Companion Animals

Equine Motor Neuron Disease: Welfare and Nutrition

Understanding equine motor neuron disease — a vitamin E deficiency condition causing progressive muscle weakness.

Key Facts

Welfare Considerations

Equine motor neuron disease causes significant welfare impairment through progressive neuromuscular weakness. Affected horses show characteristic signs — low head carriage, frequent weight shifting between limbs (to relieve muscle fatigue), abnormal sweating, and rapid loss of muscle mass particularly over the topline and hindquarters. The muscle weakness causes poor coordination and difficulty maintaining normal postures.

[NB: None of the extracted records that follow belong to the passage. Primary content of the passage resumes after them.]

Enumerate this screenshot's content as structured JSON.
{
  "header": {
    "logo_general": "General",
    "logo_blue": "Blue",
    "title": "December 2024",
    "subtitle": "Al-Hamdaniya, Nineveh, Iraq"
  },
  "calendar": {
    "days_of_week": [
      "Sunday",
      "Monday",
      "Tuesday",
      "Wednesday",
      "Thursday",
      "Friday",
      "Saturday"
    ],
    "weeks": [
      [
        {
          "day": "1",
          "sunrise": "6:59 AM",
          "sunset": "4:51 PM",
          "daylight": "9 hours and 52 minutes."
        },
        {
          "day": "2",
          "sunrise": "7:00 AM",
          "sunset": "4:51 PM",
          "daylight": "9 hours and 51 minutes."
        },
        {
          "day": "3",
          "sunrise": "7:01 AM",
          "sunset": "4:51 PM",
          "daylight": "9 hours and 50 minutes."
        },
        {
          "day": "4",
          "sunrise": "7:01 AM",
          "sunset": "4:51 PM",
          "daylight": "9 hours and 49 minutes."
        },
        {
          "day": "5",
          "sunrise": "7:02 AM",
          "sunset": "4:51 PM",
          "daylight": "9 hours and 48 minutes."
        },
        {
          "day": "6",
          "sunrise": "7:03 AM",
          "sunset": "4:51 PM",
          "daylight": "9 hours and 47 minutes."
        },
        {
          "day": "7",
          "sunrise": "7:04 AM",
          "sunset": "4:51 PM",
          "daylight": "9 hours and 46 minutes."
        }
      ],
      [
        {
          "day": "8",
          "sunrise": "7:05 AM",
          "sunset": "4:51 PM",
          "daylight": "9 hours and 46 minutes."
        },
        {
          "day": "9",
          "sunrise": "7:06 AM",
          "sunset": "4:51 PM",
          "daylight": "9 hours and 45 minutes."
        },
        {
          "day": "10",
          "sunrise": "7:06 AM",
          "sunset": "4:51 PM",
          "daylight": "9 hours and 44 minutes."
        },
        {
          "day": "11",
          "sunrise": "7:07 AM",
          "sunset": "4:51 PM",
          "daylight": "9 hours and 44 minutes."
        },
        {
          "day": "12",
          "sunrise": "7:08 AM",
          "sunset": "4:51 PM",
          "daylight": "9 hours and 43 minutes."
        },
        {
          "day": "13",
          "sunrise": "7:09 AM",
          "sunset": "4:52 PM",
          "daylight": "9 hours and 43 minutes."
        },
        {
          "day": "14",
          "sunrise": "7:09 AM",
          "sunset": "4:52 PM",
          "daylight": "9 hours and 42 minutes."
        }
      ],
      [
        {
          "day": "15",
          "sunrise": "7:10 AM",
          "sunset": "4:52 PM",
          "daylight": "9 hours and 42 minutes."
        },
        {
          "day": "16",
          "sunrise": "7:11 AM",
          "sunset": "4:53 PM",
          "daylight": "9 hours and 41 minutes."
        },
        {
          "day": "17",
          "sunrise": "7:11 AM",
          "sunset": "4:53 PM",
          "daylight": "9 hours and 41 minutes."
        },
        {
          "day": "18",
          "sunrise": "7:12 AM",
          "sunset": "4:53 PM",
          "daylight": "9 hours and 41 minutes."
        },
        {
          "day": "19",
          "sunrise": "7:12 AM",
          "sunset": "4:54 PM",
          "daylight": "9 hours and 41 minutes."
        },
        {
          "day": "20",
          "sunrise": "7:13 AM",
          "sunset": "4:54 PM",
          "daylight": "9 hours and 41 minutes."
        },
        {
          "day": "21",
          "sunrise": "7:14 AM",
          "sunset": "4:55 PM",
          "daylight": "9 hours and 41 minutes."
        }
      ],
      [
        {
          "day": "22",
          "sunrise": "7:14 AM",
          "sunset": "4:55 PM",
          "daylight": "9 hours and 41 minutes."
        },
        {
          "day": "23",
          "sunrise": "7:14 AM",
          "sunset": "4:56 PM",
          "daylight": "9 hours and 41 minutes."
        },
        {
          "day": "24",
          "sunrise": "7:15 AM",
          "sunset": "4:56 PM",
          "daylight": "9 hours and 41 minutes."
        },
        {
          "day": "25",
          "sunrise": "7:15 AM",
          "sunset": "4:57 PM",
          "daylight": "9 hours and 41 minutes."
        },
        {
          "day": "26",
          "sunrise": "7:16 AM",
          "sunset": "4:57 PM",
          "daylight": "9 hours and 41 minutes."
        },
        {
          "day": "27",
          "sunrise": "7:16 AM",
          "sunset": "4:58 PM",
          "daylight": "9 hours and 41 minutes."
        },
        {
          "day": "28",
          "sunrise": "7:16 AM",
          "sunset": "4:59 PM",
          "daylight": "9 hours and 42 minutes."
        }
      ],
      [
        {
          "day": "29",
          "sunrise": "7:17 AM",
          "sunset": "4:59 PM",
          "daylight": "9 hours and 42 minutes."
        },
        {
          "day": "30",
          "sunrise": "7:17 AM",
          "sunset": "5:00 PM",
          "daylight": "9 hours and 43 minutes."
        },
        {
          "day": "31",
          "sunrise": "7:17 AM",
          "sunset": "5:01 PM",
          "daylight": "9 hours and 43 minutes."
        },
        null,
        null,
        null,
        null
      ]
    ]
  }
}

The welfare of horses with EMND depends critically on the stage at which supplementation is initiated. Horses treated early in the disease course — before irreversible neuronal damage — may stabilise and show significant functional improvement. Those with advanced neurodegeneration continue to decline despite supplementation as the damaged neurons cannot regenerate.

Prevention is straightforward: adequate vitamin E intake from fresh pasture or supplementation. Horses without daily pasture access require vitamin E supplementation — natural vitamin E (d-alpha-tocopherol) is significantly more bioavailable than synthetic forms. Regular monitoring of vitamin E status in stabled horses prevents deficiency from developing silently.